What does ‘sick as a parrot’ mean?
The idiom "sick as a parrot" means feeling extremely disappointed or miserable about something.
The Ailing Avian Expression
Sick as a parrot is an idiomatic expression that is commonly used in British English. It is typically used to describe a feeling of extreme disappointment or sadness.
The origins of this idiom can be traced back to football (soccer) culture in the 1980s. Football clubs across Britain would compete in various tournaments, including the UEFA Cup and the European Cup.
These prestigious competitions would often evoke a strong emotional response from both the players and the fans. Making it far in these tournaments was a source of great pride, and the disappointment of losing was equally devastating.
In 1981, Aston Villa, an English football club, made it to the final of the European Cup. Their opponent was Bayern Munich, a German football club. The final was held in Rotterdam, Netherlands, and it was expected to be a closely contested match.
The match ended in a devastating loss for Aston Villa, with Bayern Munich securing a 1-0 victory. The Aston Villa players and their devoted fans were heartbroken and deeply disappointed.
The media coverage of the match and the subsequent reactions contributed to the popularization of the idiom "sick as a parrot" to describe this overwhelming feeling of disappointment.
The phrase "sick as a parrot" is believed to have originated from a statement made by an Aston Villa player named Brendan Batson after the match. In an interview, Batson expressed his disappointment by saying, "I feel as sick as a parrot."
This idiom quickly caught on within the football community and eventually made its way into common usage across British society.
The use of the word "sick" in this idiom does not refer to physical illness but rather to a sense of emotional distress or discomfort. The comparison to a parrot is somewhat puzzling, as parrots are generally associated with vibrant colors and lively behavior. However, it is possible that the phrase was chosen for its alliteration and rhythmic appeal.

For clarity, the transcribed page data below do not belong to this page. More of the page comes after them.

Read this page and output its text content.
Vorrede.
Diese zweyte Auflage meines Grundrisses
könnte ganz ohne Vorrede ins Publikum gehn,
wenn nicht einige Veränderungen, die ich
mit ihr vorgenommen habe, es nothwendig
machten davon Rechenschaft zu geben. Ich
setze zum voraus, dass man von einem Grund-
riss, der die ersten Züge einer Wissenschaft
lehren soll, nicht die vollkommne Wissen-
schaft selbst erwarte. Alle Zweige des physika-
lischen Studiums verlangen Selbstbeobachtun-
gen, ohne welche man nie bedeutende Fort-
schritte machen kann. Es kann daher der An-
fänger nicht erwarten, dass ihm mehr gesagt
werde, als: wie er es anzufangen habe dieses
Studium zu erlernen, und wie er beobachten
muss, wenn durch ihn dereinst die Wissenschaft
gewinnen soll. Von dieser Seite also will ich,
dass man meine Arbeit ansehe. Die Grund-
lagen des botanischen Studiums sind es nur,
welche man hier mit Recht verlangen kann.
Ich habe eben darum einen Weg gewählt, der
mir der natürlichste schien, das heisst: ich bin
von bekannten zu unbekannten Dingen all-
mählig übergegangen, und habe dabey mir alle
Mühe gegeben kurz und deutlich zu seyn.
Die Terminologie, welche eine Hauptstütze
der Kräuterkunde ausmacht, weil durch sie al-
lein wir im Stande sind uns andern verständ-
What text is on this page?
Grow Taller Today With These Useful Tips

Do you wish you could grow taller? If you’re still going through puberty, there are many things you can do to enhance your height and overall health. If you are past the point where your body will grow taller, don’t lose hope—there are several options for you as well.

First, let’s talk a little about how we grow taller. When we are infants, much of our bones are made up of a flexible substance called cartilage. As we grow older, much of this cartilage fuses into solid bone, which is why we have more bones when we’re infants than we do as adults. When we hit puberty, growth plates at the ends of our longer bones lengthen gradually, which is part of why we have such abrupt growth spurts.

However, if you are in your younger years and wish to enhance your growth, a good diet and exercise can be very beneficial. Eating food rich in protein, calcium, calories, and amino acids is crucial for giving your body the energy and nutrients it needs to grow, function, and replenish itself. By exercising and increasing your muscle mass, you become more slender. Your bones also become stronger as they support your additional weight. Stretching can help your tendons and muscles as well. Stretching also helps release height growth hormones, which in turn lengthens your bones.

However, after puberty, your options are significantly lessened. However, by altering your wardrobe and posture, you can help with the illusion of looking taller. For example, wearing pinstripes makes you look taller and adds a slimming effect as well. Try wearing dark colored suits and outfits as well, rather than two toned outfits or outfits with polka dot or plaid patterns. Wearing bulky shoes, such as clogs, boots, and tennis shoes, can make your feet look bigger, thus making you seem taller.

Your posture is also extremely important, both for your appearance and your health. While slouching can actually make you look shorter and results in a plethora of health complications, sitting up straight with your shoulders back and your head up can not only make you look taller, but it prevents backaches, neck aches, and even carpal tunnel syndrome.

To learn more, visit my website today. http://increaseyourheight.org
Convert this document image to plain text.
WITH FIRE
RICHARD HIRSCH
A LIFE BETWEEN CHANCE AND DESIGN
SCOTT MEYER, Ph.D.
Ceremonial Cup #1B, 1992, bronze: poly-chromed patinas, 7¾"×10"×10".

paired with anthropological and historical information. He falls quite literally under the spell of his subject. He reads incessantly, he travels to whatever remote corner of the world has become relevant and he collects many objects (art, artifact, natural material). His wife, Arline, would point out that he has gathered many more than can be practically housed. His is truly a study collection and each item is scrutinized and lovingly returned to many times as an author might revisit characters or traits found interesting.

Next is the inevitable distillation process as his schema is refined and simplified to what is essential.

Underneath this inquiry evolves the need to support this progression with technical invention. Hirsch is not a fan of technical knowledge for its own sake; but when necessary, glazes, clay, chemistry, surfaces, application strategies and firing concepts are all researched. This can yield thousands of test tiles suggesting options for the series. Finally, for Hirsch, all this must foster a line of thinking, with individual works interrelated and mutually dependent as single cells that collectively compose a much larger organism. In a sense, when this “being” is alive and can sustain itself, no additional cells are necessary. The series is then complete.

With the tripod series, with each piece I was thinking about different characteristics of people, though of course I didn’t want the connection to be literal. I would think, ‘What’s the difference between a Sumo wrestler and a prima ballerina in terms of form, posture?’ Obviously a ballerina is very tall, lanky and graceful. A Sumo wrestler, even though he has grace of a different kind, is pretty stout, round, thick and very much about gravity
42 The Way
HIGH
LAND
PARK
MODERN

It is worth noting that this idiom is not as widely known or used in American English. While there may be similar idiomatic expressions and phrases to convey a similar feeling of disappointment, "sick as a parrot" is not part of the everyday vocabulary for most Americans.
The idiom "sick as a parrot" has become deeply ingrained in British English, especially within the football community. It continues to be used to express a strong sense of disappointment in various contexts, not just related to football.
The connection to the Aston Villa loss in the 1981 European Cup final adds a historical context to the idiom, enhancing its cultural significance.
The related idiom "sick at heart" is similar to "sick as a parrot" in that it also describes a feeling of deep sadness or disappointment. However, "sick at heart" has a more somber tone and can be used to express a profound emotional distress.
The related idiom "sick and tired" is used to convey a feeling of extreme weariness or exasperation. It typically describes a state of being fed up or frustrated with a certain situation or person.
Overall, the idiom "sick as a parrot" serves as a powerful metaphor to describe a profound feeling of disappointment or sadness. Its origin in football culture gives it a unique historical context, and its continued usage in British English keeps it alive in contemporary language.
Examples of using the idiom "sick as a parrot" in a sentence:
- After his team lost in the championship game, John was feeling sick as a parrot.
- She was sick as a parrot when she found out she didn't get the job she had been hoping for.
- The politician was sick as a parrot when she saw her approval ratings plummet after a scandal.